5 Things We Can Learn About Aging Well From Japan

Elderly people use pairs of wooden dumbbells exercise during a health promotion event at a Tokyo temple on Respect the Aged D
Elderly people use pairs of wooden dumbbells exercise during a health promotion event at a Tokyo temple on Respect the Aged Day, Monday, Sept. 17, 2007. Nearly 22 percent of Japan's population is aged 65 or older, a new high in one of the world's most rapidly aging societies, according to a government data. (AP Photo/Koji Sasahara)

Japan is winning the gray race. Today, one in five people in Japan is 65 or older and by 2035 that number is expected to reach one in three. By comparison, in the U.S., our senior population won't reach 20 percent until 2050. Still, the aging of America is coming and as Senior Planet recently noted, the Japanese have come up with a few innovations worth keeping an eye on.

1) Community time-banking.
As adult children both here and in Japan move away from their parents and home cities, the problem of who will care of aging relatives takes on greater urgency. The Fureai Kippu or "Ticket for a Caring Relationship" system provides care for older people through the exchange of time credits. People donate their time by helping a senior and are issued tickets as payment which can then be used by a senior to "buy" services. Anyone can earn these tickets -- seniors helping another senior, someone younger helping any older person in the community -- and the tickets are used to pay for things like a ride to a medical appointment or a trip to the grocery store.

Adult children who have moved away can earn tickets by helping seniors who live near them and then send the tickets they earned to their own parents. The program of complementary community currency was initiated in 1995 in Japan through the Sawayaka Welfare Foundation. It's been widely embraced in China, which now has the largest program.

While certainly people could pay someone to drive Mom or Dad to the doctor, we like the Fureai Kippu method for a number of reasons: It is community-based and feels more personal. It also allows adult children to fulfill their own traditional and emotional need to care for aging relatives by caring for someone else's parents and earning tickets that they can send to their own family members. It just keeps it closer to the heart.

2) A senior smartphone.
Adapting technology for easier use by seniors is a no-brainer for any company hoping to compete in the aging market.
The Japanese manufacturer Fujitsu's Raku Raku Android smartphone was designed with older people in mind. The touchscreen features larger icons and text size, and there are fewer apps on the home screen to lessen any confusion. It has basic apps such as the phone dialer, phone book, email and weather forecast. It was introduced in France and the U.S. market may be next.

An observation: Simple terminology changes would make some technology more easily accessible. Seniors identify with words like "phone book," instead of "contacts." "GPS" may be meaningless while "map" is more readily understood. Why add to the problem?

3) Smart canes.
Well, why not? Fujitsu also has a walking stick prototype that comes with a built-in navigation system that not only provides the user with arrows to point them in the right direction to their destination, but allows others to track the walker's movements. “The Next Generation” cane monitors heart rate and temperature and if necessary, can call for assistance.

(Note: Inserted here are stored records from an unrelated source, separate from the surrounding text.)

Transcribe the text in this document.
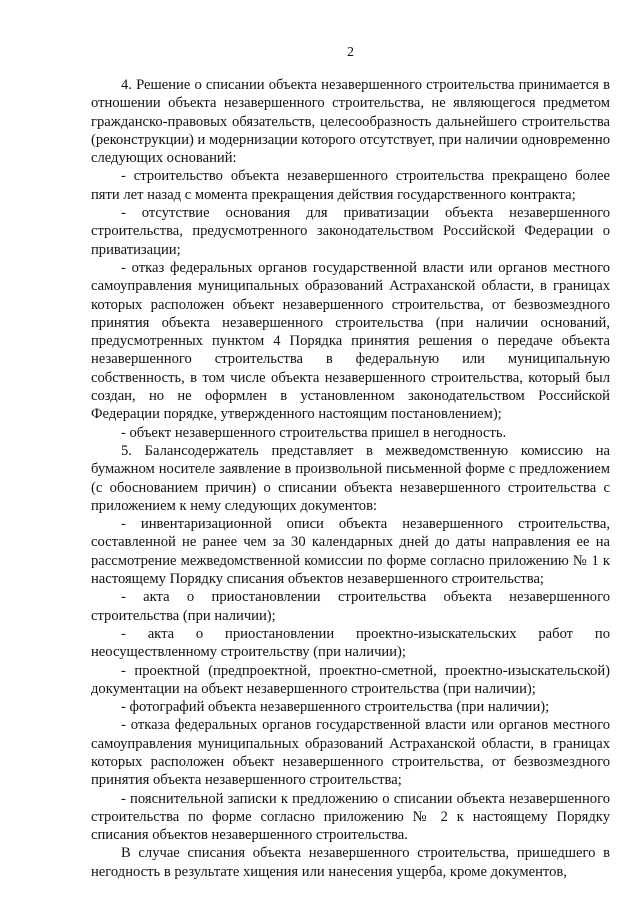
2

4. Решение о списании объекта незавершенного строительства принимается в отношении объекта незавершенного строительства, не являющегося предметом гражданско-правовых обязательств, целесообразность дальнейшего строительства (реконструкции) и модернизации которого отсутствует, при наличии одновременно следующих оснований:

- строительство объекта незавершенного строительства прекращено более пяти лет назад с момента прекращения действия государственного контракта;

- отсутствие основания для приватизации объекта незавершенного строительства, предусмотренного законодательством Российской Федерации о приватизации;

- отказ федеральных органов государственной власти или органов местного самоуправления муниципальных образований Астраханской области, в границах которых расположен объект незавершенного строительства, от безвозмездного принятия объекта незавершенного строительства (при наличии оснований, предусмотренных пунктом 4 Порядка принятия решения о передаче объекта незавершенного строительства в федеральную или муниципальную собственность, в том числе объекта незавершенного строительства, который был создан, но не оформлен в установленном законодательством Российской Федерации порядке, утвержденного настоящим постановлением);

- объект незавершенного строительства пришел в негодность.

5. Балансодержатель представляет в межведомственную комиссию на бумажном носителе заявление в произвольной письменной форме с предложением (с обоснованием причин) о списании объекта незавершенного строительства с приложением к нему следующих документов:

- инвентаризационной описи объекта незавершенного строительства, составленной не ранее чем за 30 календарных дней до даты направления ее на рассмотрение межведомственной комиссии по форме согласно приложению № 1 к настоящему Порядку списания объектов незавершенного строительства;

- акта о приостановлении строительства объекта незавершенного строительства (при наличии);

- акта о приостановлении проектно-изыскательских работ по неосуществленному строительству (при наличии);

- проектной (предпроектной, проектно-сметной, проектно-изыскательской) документации на объект незавершенного строительства (при наличии);

- фотографий объекта незавершенного строительства (при наличии);

- отказа федеральных органов государственной власти или органов местного самоуправления муниципальных образований Астраханской области, в границах которых расположен объект незавершенного строительства, от безвозмездного принятия объекта незавершенного строительства;

- пояснительной записки к предложению о списании объекта незавершенного строительства по форме согласно приложению № 2 к настоящему Порядку списания объектов незавершенного строительства.

В случае списания объекта незавершенного строительства, пришедшего в негодность в результате хищения или нанесения ущерба, кроме документов,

Closer to home, the Isowalk smart walking stick aims to build a better mousetrap. It's more cane than walking stick, but it avoids concentrated weight loads on the user's wrist by adapting itself to the walker’s weight, wrist pressure, and gait.

4) Senior-friendly shopping center.
The first senior-friendly shopping center opened last year in Funabashi, Japan. Under the same roof, seniors can find same-day service for bifocals and buy groceries that are housed on shelves with large-type price tags while they wait for their glasses to be ready. Even the escalators move at a little slower speed. About 5,000 people were lined up to get in on opening day, reported the Japan Daily Press.

5) Robots.
Robots that vacuum may seem so 15 minutes ago, but robots that help improve the lives of the elderly and disabled are on every research and development company's short list. Senior Planet looked at an autopilot wheelchair with a laser sensor and a camera to keep it from crashing into obstacles and other people. The wheelchair can move through congested areas with ease, something that will matter to seniors living in urban areas like New York.